ALGIERS (Reuters) - Algeria’s energy exports stagnated in 2015, held back by lower oil and gas production and a rise in domestic consumption, official data seen by Reuters on Monday showed.
The North African OPEC member is trying to increase oil and gas production which has stagnated for a decade. But many foreign oil companies are reluctant to invest because of Algeria’s contract terms and the drop in world oil prices.
Total energy sales reached 100 million tonnes of oil equivalent, unchanged from the previous year, while production declined 1.3 percent to 153 million tonnes of oil equivalent, the data from the energy ministry said.
Energy sales make up 60 percent of the state budget and account for 95 percent of Algeria’s total exports despite efforts to diversify the economy.
Crude oil and condensate production fell 2.8 percent to 58.9 million tonnes of oil equivalent, while natural gas output dropped 1 percent to 82.5 billion cubic metres, the data showed.
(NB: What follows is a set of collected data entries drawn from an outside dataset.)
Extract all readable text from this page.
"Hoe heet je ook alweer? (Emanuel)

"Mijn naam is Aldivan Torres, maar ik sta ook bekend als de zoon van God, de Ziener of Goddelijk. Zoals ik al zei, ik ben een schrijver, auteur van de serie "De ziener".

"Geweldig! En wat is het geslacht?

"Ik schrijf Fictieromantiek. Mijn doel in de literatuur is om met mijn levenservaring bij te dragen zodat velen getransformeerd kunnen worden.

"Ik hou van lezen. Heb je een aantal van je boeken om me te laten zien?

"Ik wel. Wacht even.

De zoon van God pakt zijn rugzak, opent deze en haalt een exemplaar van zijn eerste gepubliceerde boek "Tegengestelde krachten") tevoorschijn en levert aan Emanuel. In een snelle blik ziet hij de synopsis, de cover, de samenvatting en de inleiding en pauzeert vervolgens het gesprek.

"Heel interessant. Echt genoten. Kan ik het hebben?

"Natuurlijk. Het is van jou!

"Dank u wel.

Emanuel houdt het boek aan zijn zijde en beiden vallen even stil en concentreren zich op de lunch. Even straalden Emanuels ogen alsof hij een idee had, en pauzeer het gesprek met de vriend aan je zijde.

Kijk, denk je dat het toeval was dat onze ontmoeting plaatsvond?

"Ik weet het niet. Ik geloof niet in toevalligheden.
Liquefied natural gas (LNG) production declined 7.6 percent to 27 million cubic metres. Oil refined products output dropped 4.6 percent to 29.3 million tonnes, and petroleum liquefied gas output rose 2 percent to 9.6 million tonnes.
Algeria relies on earnings from the energy sector to pay for its imports and a wide range of subsidies, from food to housing. But public finances have been hit by low oil prices, forcing the government to freeze some infrastructure projects and raise the price of some subsidised products.
The government has also launched a campaign to reduce domestic energy consumption but demand is still on the rise.
Demand for refined products, mainly gasoline and diesel oil, rose 5.5 percent to 18.3 million tonnes, while natural gas consumption increased by 5 percent to 39.5 billion cubic metres.
Demand for electricity rose 8 percent last year.
Foreign exchange reserves fell $35 billion in 2015 to $143 billion, while its trade deficit reached $13.71 billion in 2015, reversing a $4.306 billion surplus in the previous year.
Algeria last year made 22 oil and gas discoveries, down from 32 in 2014, as it struggles to attract foreign investment to boost its energy sector.
State energy firm Sonatrach’s main partners BP and Norway’s Statoil last month said they would withdraw foreign workers from two gas plants in the southern gasfield belt after an attack by militants on one site.
In 2014, Algeria awarded only four of 31 oil and gas blocks on offer to foreign consortiums. It has postponed a round of bids for oil and gas exploration planned for 2015, but Sonatrach is in talks with foreign partners about how to improve their offers.